You are beating up a staw man. I never said there is no acceptable risk or even that low doses of radiation are not acceptable in some situations.
Truly sorry about that. I do skitter about and fly off with my agenda hanging out sometimes.
I do appreciate the quandary faced by diagnosticians and those trying to establish occupational exposure guidelines, these measurements do matter. There was a time when even shoe stores had fluoroscope X-ray machines children would play with after school, emitters were much stronger and few doctors used lead aprons. Some hypothesis -- preferably a provable one -- is necessary. The "As Low As Reasonably Achievable" is a good effective dose of common sense intended to become a policy and legal framework, but what numbers and equations will we plug into it?
It may be that for every hundred workers exposed to some small level of radiation -- aside from the horde that is happy with playing it really safe, there may be some dozen who are actively hoping that allowable 'safe' limits can be raised, with sound supporting reasons, so they do not have to live with the regulatory Sword of Damocles hanging so close above their heads. I would be one of those. Nuclear energy sounds a lot safer than some of the potentially lethal hazards I face daily.

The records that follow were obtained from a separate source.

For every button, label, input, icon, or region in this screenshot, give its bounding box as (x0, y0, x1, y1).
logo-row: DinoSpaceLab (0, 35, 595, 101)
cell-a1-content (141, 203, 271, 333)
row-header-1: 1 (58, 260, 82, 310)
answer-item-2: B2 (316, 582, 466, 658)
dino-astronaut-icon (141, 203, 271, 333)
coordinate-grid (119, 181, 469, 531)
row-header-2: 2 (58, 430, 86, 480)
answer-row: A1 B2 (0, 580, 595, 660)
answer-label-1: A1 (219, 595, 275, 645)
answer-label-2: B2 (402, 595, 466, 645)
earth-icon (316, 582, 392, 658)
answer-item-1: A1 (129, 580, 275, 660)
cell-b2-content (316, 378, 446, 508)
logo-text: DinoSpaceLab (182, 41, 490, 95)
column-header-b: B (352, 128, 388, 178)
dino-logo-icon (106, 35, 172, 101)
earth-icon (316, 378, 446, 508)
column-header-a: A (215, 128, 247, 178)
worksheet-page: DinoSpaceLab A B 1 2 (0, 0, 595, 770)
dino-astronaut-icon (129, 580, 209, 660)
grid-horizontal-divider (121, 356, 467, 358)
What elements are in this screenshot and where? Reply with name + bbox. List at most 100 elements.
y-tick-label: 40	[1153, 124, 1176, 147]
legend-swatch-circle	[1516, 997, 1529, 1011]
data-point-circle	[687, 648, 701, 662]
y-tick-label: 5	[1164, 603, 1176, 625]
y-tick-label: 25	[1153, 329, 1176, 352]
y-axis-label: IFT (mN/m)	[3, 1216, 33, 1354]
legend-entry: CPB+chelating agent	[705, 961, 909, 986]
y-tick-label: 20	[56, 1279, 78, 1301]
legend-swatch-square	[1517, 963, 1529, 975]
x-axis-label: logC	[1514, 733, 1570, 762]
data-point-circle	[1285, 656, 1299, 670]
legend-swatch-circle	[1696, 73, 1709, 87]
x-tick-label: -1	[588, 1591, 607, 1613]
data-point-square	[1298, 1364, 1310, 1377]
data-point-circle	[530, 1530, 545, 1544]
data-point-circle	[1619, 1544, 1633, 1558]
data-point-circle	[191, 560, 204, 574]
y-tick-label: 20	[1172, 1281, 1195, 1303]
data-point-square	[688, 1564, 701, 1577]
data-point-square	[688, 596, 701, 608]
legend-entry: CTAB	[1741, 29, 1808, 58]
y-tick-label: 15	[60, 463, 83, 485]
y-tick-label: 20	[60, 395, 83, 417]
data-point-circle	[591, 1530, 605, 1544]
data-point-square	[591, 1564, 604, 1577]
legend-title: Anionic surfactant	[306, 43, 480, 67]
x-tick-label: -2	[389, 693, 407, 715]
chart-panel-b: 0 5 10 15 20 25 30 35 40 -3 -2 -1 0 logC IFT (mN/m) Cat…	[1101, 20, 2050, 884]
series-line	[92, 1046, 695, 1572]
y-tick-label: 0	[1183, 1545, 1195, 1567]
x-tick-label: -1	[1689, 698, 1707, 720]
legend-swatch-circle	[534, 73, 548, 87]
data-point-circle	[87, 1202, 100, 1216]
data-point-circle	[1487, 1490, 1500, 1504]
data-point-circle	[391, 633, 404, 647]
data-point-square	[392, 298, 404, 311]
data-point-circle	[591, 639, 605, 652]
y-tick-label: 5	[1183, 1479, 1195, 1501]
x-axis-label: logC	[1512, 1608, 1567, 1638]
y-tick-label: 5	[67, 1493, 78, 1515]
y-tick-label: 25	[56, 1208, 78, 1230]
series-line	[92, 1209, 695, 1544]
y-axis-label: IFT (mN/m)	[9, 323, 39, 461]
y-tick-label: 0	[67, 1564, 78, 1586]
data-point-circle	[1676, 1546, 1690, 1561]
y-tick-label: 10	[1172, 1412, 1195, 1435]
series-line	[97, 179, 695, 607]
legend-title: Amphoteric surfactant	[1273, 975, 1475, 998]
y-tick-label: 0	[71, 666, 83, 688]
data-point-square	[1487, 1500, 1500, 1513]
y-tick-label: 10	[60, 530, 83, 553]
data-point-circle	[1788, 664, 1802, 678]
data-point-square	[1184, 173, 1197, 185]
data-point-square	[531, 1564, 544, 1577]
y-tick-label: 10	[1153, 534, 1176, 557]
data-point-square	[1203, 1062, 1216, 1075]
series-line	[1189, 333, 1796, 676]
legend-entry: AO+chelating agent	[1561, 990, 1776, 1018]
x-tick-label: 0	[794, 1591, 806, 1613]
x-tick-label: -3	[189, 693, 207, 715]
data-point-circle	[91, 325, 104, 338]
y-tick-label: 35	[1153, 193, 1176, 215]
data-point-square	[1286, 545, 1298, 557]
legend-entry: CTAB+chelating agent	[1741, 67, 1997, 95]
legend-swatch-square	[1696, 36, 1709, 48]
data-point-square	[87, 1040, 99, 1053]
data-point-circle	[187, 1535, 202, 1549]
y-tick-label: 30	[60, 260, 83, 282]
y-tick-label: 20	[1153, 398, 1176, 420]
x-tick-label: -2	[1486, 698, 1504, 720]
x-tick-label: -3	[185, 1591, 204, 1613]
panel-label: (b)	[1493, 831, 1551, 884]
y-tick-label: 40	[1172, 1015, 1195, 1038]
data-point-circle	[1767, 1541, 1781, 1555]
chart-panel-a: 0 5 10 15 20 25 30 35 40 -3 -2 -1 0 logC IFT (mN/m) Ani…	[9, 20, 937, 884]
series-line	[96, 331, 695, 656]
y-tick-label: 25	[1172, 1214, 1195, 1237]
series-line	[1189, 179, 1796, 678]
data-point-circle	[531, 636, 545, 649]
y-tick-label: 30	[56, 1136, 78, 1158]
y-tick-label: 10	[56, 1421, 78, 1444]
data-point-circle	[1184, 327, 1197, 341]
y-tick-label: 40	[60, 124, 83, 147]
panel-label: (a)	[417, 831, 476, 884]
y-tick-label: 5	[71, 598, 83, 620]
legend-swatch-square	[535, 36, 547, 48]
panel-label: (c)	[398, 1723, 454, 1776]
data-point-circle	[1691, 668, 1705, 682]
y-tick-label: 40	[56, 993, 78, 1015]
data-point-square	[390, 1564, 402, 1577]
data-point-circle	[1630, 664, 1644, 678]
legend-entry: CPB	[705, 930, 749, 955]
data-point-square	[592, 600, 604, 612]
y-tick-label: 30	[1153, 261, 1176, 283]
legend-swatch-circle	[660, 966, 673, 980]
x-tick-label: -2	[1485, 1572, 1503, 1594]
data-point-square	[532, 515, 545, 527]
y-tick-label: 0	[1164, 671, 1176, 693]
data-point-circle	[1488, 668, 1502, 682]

You are right to pose there might be a non-linear risk curve hidden in the noise (of low dose risks). There are proposals to reconcile low-dose adjustments to LNT in such a way that it does not present such a hard 'barrier' when conflating dose with mortality, and (perhaps, me guessing) from a consensus that in a field of exponential or even quadratic relationships, drawing a straight line through anything more complicated than cow-counting is uncomfortable.
A Dose Rate Effectiveness Factor (DREF) attempts to half risk per unit dose at low doses or low dose rates (or both) from its point on the linear scale. Arbitrary but probably closer to reality. NASA takes it down to the organ level and calculates a career limit. Add to that cancers that may lie dormant, held in check by the body's own immune responses and you have a lot of 'noise' and extra screening to sift through.
Maurice Tubiana, MD has compiled an excellent 'fact check' on LNT The Linear No-Threshold Relationship Is Inconsistent with Radiation Biologic and Experimental Data which summarizes many sources (167 ref citations!) to conclude that there is no (small) elephant in the living room. He even covers nine studies that suggest that low does may exhibit Hormesis (a beneficial effect).
As you might guess, finding evidence of hormesis was astounding and is a hot research potato. But an ecological study done by an outspoken Bernard_Cohen is mentioned on the DREF page, emphasis mine:
"Efforts to confirm directly the effects of indoor radon have led to mixed and highly controversial conclusions. One class of studies, termed ecological studies, looks for correlations between the average radon level in a region and the lung cancer fatality rate. In the largest and best known of these studies, covering 1,729 counties in the United States, Bernard Cohen finds the county-by-county lung cancer rates to be inversely correlated with average radon levels. Although many readers have interpreted this study as suggesting hormesis, Cohen limits his conclusions to saying that the results refute the linearity hypothesis. This study covered most of the US population, and therefore the statistical uncertainties are small.
However, these conclusions are hotly disputed by those who contend that ecological studies are inherently flawed. They call instead for reliance on epidemiological studies in which comparisons are made between groups of individuals, where the radon exposure and health history is determined for each person."
Cohen's study has its detractors who argue he did not properly control for smoking.
Which reminds me of a theory I came up with many years ago when all the hype about second-hand smoke began in the early 80s. The cornerstone of the argument was that a growing number of non-smokers in the US were being diagnosed with lung cancer. A smoker was always somewhere nearby... so who else could be blamed? But some years prior... the 1973 Oil Crisis had started a revolution of remodeling and revised design criteria to hermetically seal homes from attic to basement, in order to provide (for the first time) efficient use of heating. Also thermal imaging was used to spot warm air escaping from foundations, windows, and cracks for a complete seal. Which resulted in less air flow, allowing odorless and invisible heavier-than-air radon to seep through porous basement walls and accumulate in these newly-sealed houses. Radon sump pumps are relatively new additions. Even if my theory was correct and smokers do not have so much blood on their hands, someone has noticed. Second hand smoke now the SECOND leading cause of lung cancer among non-smokers.
I do not find low-dose radiation hormesis to be a farfetched idea. In modern medical practice where doctors intentionally provoke immune responses to make treatment more effective or 'jumpstart' a patients own defenses, it is not too difficult to imagine natural background radiation also doing so -- even to the point where in healthy populations some epidemiological dependence on it may arise. Like the Carter-era energy-efficient Americans trapped inside their radon bubbles, many life forms are distantly evolved from burrowing creatures with their snuffle-noses on and under ground.